Justice for Black Communities

The below is a policy plank from A People's Orientation to a Regenerative Economy.

James Baldwin once wrote, “The truth is that this country does not know what to do with its Black population now that the Blacks are no longer a source of wealth.” Whether killed for jogging by white terrorist vigilantes, or killed in their own homes by militarized police, imprisoned at a disproportionately higher rate, denied loans for farming, or denied the right to take part in the democratic voting process, Baldwin’s words are vindicated every day. Black lives are perpetually dehumanized by U.S. society and forced to exist in a proverbial Apartheid state. Pursuing a Regenerative Economy requires a society committed to anti-racism, and a transformation in how we view and value the lives of Black people. For this to occur, the U.S. must embark on a massive truth and reconciliation initiative that addresses everything from symbols of hate, in the form of confederate statues and street names, to acts of hate that place Black lives at risk. In addition to these demands, we should engage with the comprehensive Vision for Black Lives platform by Movement for Black Lives. The dream deferred has since exploded; it is time for the nation, and the world, to wake up collectively.

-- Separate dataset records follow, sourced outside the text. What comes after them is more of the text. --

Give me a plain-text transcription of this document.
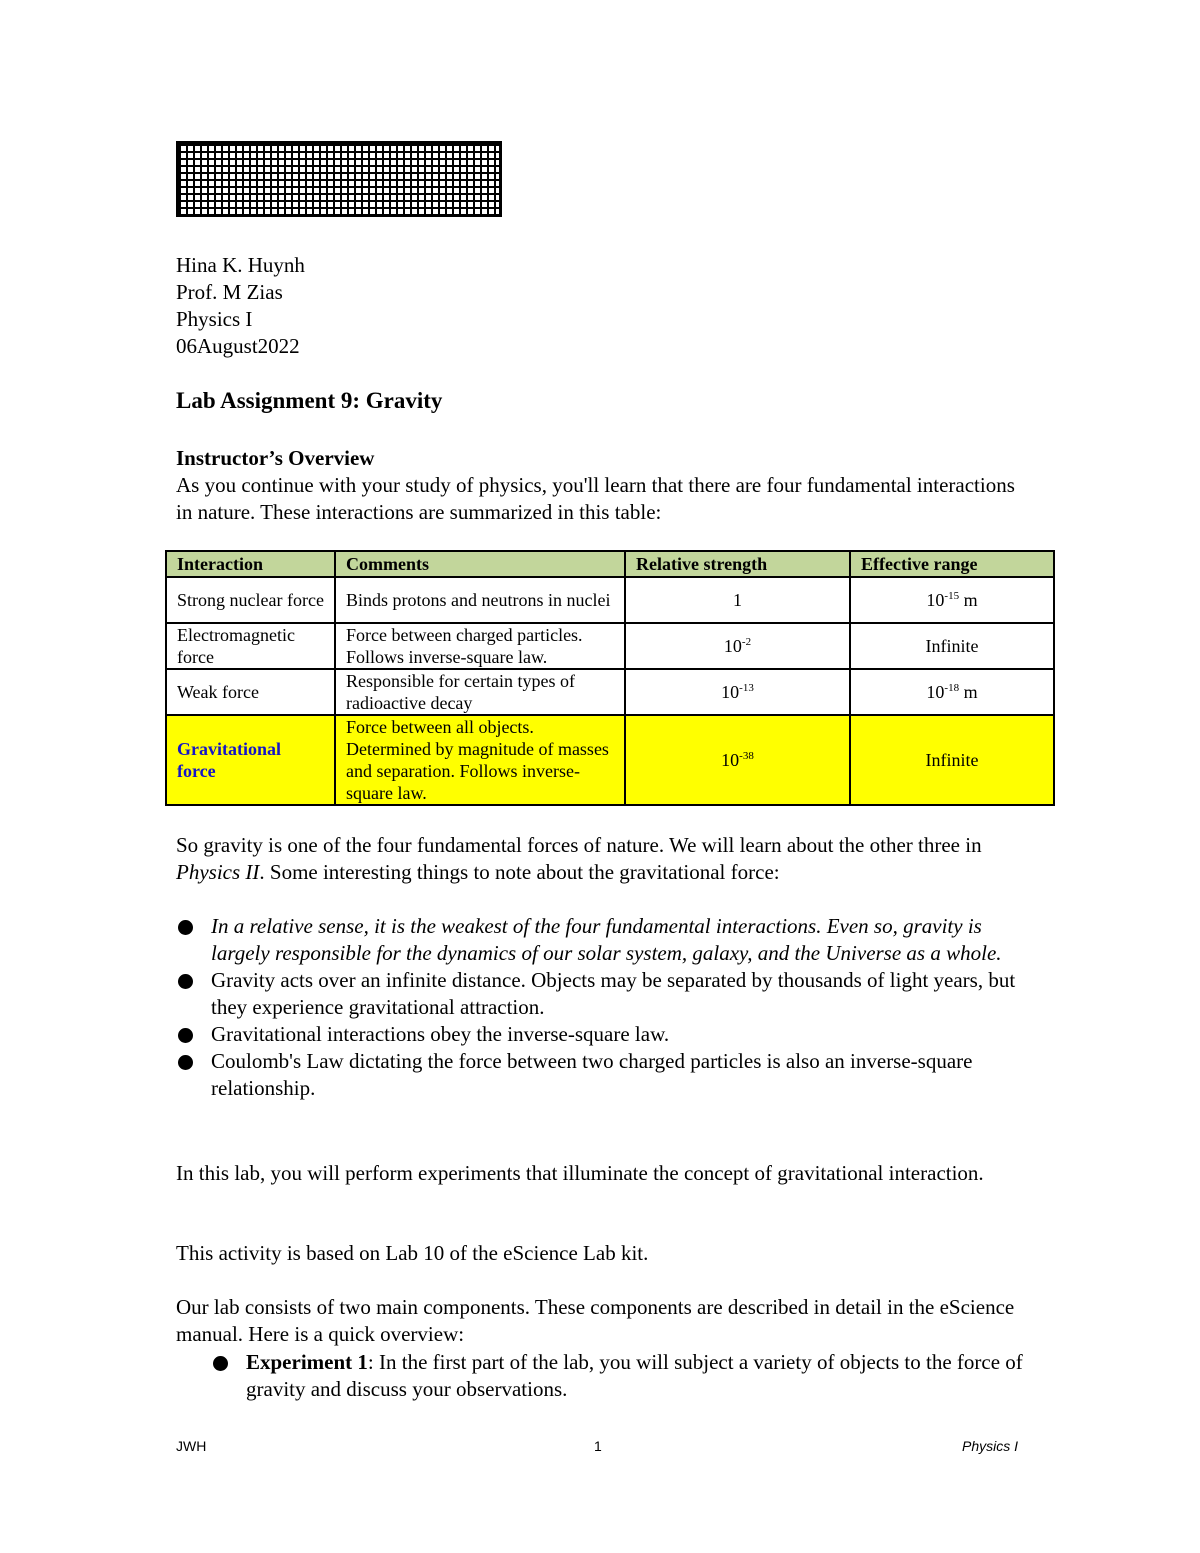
Hina K. Huynh
Prof. M Zias
Physics I
06August2022
Lab Assignment 9: Gravity
Instructor’s Overview

As you continue with your study of physics, you'll learn that there are four fundamental interactions in nature. These interactions are summarized in this table:

Interaction	Comments	Relative strength	Effective range
Strong nuclear force	Binds protons and neutrons in nuclei	1	$10^{-15}$ m
Electromagnetic force	Force between charged particles. Follows inverse-square law.	$10^{-2}$	Infinite
Weak force	Responsible for certain types of radioactive decay	$10^{-13}$	$10^{-18}$ m
Gravitational force	Force between all objects. Determined by magnitude of masses and separation. Follows inverse-square law.	$10^{-38}$	Infinite

So gravity is one of the four fundamental forces of nature. We will learn about the other three in Physics II. Some interesting things to note about the gravitational force:

In a relative sense, it is the weakest of the four fundamental interactions. Even so, gravity is largely responsible for the dynamics of our solar system, galaxy, and the Universe as a whole.
Gravity acts over an infinite distance. Objects may be separated by thousands of light years, but they experience gravitational attraction.
Gravitational interactions obey the inverse-square law.
Coulomb's Law dictating the force between two charged particles is also an inverse-square relationship.

In this lab, you will perform experiments that illuminate the concept of gravitational interaction.

This activity is based on Lab 10 of the eScience Lab kit.

Our lab consists of two main components. These components are described in detail in the eScience manual. Here is a quick overview:

Experiment 1: In the first part of the lab, you will subject a variety of objects to the force of gravity and discuss your observations.
JWH	1	Physics I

Protect: End Mass Incarceration and Capital Punishment

Black families, to great measure, are disproportionately separated through the carceral system. Black men and women are more often held in jail with untenable and inequitable bail requirements and often receive legal support from an underfunded and over-whelmed public defense system. We must divest from, and reject, privatization of prisons. We must end cash bail and invest in stronger legal support for our communities. We must make our families whole through transformative justice approaches and by freeing Black folks who have been disproportionately jailed for non-violent offenses.

Repair: Make Reparations

The nation is built on continental displacement of persons and commodification of bodies, violent extraction of labor and infliction of physical, emotional, and mental abuse, resulting in multigenerational trauma to Black Peoples. We must find pathways to repair, reconcile, and move forward through transformative justice processes that are legal and equitable remedies to heal communities spiritually, physically, and economically.

Repair: Reinstatement of Voting Rights

A Regenerative Economy requires deep democratic processes and the ability to vote for what matters. Policies must allow for communities to have a say in how resources flow into a community and how projects are developed. Therefore, policies must reinstate protections under the Voting Rights Act and expand voting rights to all incarcerated, and formerly incarcerated, people without fines, fees, or new day “poll taxes.” Invest in better voting infrastructure in Black neighborhoods to ensure everyone has a right to vote.

Repair: Equitable Access to Housing, Jobs, Healthcare, and Education

Black people have been redlined, credit-checked, discriminated against, and ignored when soliciting services and goods necessary to thrive and survive. In particular, Black trans, queer, and gender non-conforming folks have felt the deep burdens of marginalization and isolation in the extractive economy. Policies must establish mechanisms that maintain justice and equity as part of the implementation of access and care.

Invest: Invest in Community-Governed Infrastructure

Make and expand direct investments in Black communities, cooperatives, food sovereignty programs, HBCUs, arts, cultural, and spiritual programs, land trusts, and other socio-economic programs to create thriving communities.

Transform: Build Community Governance and Oversight Over Local Institutions and Economies.

Recognize that Black cooperatives have long been a model for deep democracy in action and central to the success for economic health of Black communities. Unfortunately, too many local economic and political institutions—such as policing, courts, school boards, chambers of commerce, and others that directly impact the day-to-day lives of communities—have ignored the wisdom of Black cooperatives, resulting in the lack of true community input, oversight, and accountability. Any federal or state investment that utilizes local institutions as implementers must recognize the legacy of Black-led cooperatives and require community-governed mechanisms moving forward.

Transform: Divest from Extraction and Invest in Our People

Advance a massive divestment/reinvestment package--starting with defunding and demilitarizing police-- designed to foster the trajectory toward a Regenerative Economy, rooted in equity, that values community and environmental well-being above all else, and that leaves no one behind. Moreover, past and cumulative harms associated with militarization and mass incarceration must be redressed and repaired to create robust justice mechanisms.